In modern photofinishing laboratory, images may optionally also be scanned to provide an image signal corresponding to each image on the film. These image signals are usually stored on a medium such as a magnetic or optical disk and provided to the customer, or made available to the customer over a network such as the Internet, and may be used then or at a later time to provide a hardcopy output. Recently it has been described that in the foregoing type of photofinishing operation, the optical printer can be replaced with a digital printer which will print the images directly from the scanned data, following enhancements or other manipulations to the scanned images.

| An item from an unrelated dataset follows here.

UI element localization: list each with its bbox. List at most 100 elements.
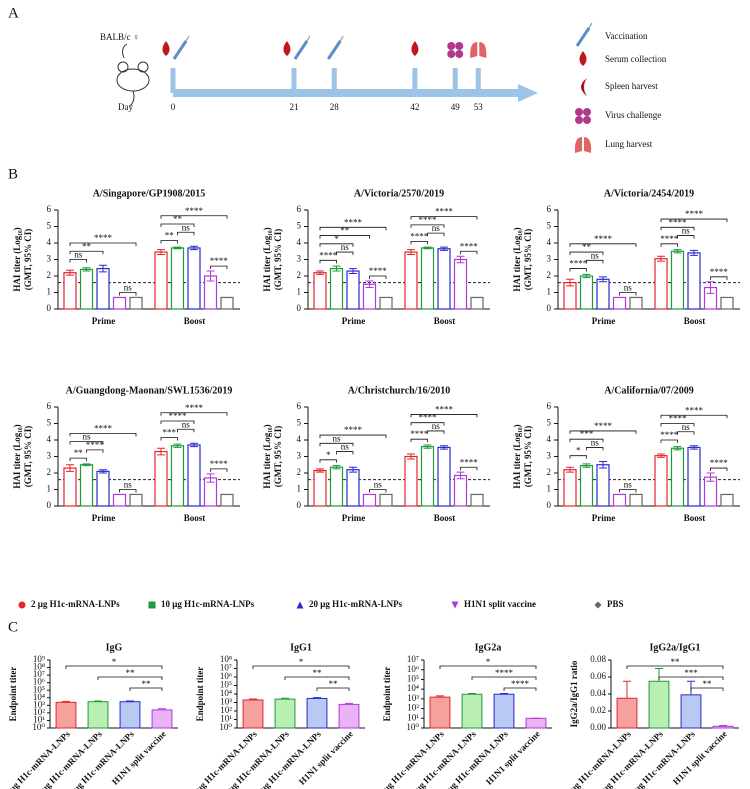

Photofinishing laboratories using scanners and digital printers provide more versatility in correcting or enhancing (either automatically or in accordance with customer requests) customer images, and providing multiple forms of outputs. The corrections or enhancements can be done in accordance with appropriate algorithms operating in one or more image processors. However, for such digital photofinishing laboratories to produce outputs which are comparable to conventional optical prints can require resolutions of at about 2000 by 2000 pixels or more. Thus, each uncompressed consumer image can readily result in a file of about 12 or more megabytes in size. In photofinishing laboratories, images can readily be scanned from customer orders at a rate of 200 images per minute or greater. This means that the laboratory must be able to route image data rates from scanners to image processors and to printers, in the multiple gigabyte or higher per minute rate. One approach to handling such image data, is merely to queue image data in front of a digital processor which receives the images one by one and allocates them to the next available image processor for digital corrections and/or enhancements. A disadvantage of such a configuration is that the images must be communicated to the allocating digital processor which must next pass the images at the high image data rates to the image processors. This sequence of multiply transferring the same images requires an allocation processor with high data transfer rates and slows the ability of the allocation device to determine which output device is available for the next image in its queue. Furthermore, since multiple image processors typically share the same communication network with the allocation processor and the scanner, multiple image transfers will generally slow communication rates on the network. These problems can be exacerbated when customers request multiple complex different image products from one or more images in an order, such as images on T-shirts, cups, calendars, or similar items or other image outputs, such as upload of digital image signals to the Internet, or an optical or magnetic disk carrying the images signals. Since different image processing may be required for such different image products, these additional requests can require even further image transfers on the network.
It would be desirable then, to provide in a photofinishing laboratory, a means by which image data transfers can be kept low so as to maintain high image data transfer rates when required. It would further be desirable that a means can be provided where images can be allocated and transferred to one or more image processors from the capturing device or storage device, without requiring an allocating processor which must receive and communicate the high volume image data itself.